I chose Emily and Olivia’s Lumiere, which was the video about eating the oreos. I liked the angle of how the video was taken, and I enjoyed the composition of the Lumiere. It’s a different perspective of looking at life, and it had a fun mood about it, and I felt that this video also made me want to eat a few oreos. I also liked the choice of glass/mug for the milk. The orange mug popped against the brown of the table, I felt that this film worked also because of the unexpected ending, the way the cookie crumbled.

The person eating the oreos looked like they were displaying the oreo being dipped into the milk, which does not really seem natural to me. I also felt that the video was a little shaky, so a tripod or some other surface could have supported the camera. Using a tripod would have helped improve the Lumiere, and if the person eating the oreo was more natural about eating oreos, then it would not have seemed so staged.
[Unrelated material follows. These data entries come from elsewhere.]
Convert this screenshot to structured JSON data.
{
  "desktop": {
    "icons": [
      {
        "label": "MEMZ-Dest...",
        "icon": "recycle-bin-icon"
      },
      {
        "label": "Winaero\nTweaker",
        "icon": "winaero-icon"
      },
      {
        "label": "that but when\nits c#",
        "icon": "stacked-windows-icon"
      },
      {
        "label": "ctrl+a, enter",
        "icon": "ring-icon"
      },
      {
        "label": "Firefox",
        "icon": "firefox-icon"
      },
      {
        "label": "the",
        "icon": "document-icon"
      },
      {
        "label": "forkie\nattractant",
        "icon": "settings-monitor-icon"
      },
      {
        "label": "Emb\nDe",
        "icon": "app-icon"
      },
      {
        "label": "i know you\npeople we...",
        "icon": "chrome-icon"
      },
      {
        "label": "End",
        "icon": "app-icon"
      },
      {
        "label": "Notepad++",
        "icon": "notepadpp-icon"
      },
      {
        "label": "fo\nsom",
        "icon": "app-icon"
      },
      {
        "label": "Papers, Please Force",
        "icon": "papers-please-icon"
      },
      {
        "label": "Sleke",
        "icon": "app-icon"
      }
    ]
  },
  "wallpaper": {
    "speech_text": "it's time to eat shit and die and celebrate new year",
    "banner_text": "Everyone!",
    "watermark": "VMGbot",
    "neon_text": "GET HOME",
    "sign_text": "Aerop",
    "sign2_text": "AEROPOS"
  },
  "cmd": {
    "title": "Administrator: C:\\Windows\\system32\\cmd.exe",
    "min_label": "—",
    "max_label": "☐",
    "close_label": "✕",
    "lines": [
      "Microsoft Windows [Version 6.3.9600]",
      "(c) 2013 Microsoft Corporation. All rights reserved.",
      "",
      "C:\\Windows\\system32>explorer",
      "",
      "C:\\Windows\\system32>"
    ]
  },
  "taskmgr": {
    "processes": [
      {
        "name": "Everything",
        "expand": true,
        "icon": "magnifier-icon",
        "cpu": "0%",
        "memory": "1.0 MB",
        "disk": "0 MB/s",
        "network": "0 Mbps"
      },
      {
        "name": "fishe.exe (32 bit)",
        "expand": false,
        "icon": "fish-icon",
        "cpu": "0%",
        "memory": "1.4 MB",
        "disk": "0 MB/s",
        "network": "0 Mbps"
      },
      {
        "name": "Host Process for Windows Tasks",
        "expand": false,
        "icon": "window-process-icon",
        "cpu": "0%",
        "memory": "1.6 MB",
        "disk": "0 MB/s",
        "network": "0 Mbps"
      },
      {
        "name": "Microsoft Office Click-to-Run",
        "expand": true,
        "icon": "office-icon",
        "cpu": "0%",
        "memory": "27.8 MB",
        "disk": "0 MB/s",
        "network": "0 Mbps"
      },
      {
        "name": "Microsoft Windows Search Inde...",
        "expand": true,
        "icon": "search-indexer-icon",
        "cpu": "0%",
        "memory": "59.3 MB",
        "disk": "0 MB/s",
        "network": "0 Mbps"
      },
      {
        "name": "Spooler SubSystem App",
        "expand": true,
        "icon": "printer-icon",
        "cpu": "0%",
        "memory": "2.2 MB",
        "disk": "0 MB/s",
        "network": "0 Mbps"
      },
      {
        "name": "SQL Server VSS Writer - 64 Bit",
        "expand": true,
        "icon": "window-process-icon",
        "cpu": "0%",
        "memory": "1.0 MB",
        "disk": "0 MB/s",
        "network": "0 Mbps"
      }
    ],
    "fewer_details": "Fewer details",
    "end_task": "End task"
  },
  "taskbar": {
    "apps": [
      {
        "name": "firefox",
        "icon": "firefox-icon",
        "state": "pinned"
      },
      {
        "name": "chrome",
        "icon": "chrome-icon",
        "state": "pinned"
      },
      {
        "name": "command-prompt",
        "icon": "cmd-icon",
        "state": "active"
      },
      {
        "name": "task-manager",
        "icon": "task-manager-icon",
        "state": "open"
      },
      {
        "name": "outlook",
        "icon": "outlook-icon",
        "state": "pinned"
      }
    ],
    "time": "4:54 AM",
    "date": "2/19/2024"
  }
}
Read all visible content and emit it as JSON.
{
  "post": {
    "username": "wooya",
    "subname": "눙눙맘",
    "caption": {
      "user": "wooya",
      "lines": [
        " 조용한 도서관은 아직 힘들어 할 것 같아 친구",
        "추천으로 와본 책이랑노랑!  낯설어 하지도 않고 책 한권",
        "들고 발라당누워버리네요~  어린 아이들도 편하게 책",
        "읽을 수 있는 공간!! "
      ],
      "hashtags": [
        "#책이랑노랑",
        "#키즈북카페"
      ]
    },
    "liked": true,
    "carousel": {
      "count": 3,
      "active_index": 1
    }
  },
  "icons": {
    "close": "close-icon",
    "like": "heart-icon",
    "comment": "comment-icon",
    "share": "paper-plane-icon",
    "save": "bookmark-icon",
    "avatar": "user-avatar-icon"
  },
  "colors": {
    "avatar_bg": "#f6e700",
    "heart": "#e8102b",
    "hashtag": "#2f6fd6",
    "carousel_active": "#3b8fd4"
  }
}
Posted by: photochika42 | October 24, 2010

Critique and Lumiere

After this reading week’s readings, do you agree or disagree with the Manifesto? Is it possible for film to truly be ‘realistic?’ Yes or No, explain.

No, I do not agree with the Manifesto, and I do not feel that it is possible for film to be truly realistic. I feel that if a film was truly “realistic”, then it would have to be filmed without the consent of what or whom is being filmed. The Lumiere Manifesto does state that camera movements and special effects (such as zooming, cutting from scene to scene, and other effects) are distractions, which are possible in capturing “realistic” life too. Special effects and different effects of the camera do take away from the “realism” idea of film. The line between “realism” and “real” is blurred by the use of these special effects.

I do feel, however, that certain camera movements, such as zoom, can help the viewer clearly see what is going on. Some camera movements can create more interest in the video by the viewer, so some movement is necessary. Having things (whether it be objects or people) continuously enter and exit one still frame can bore a viewer.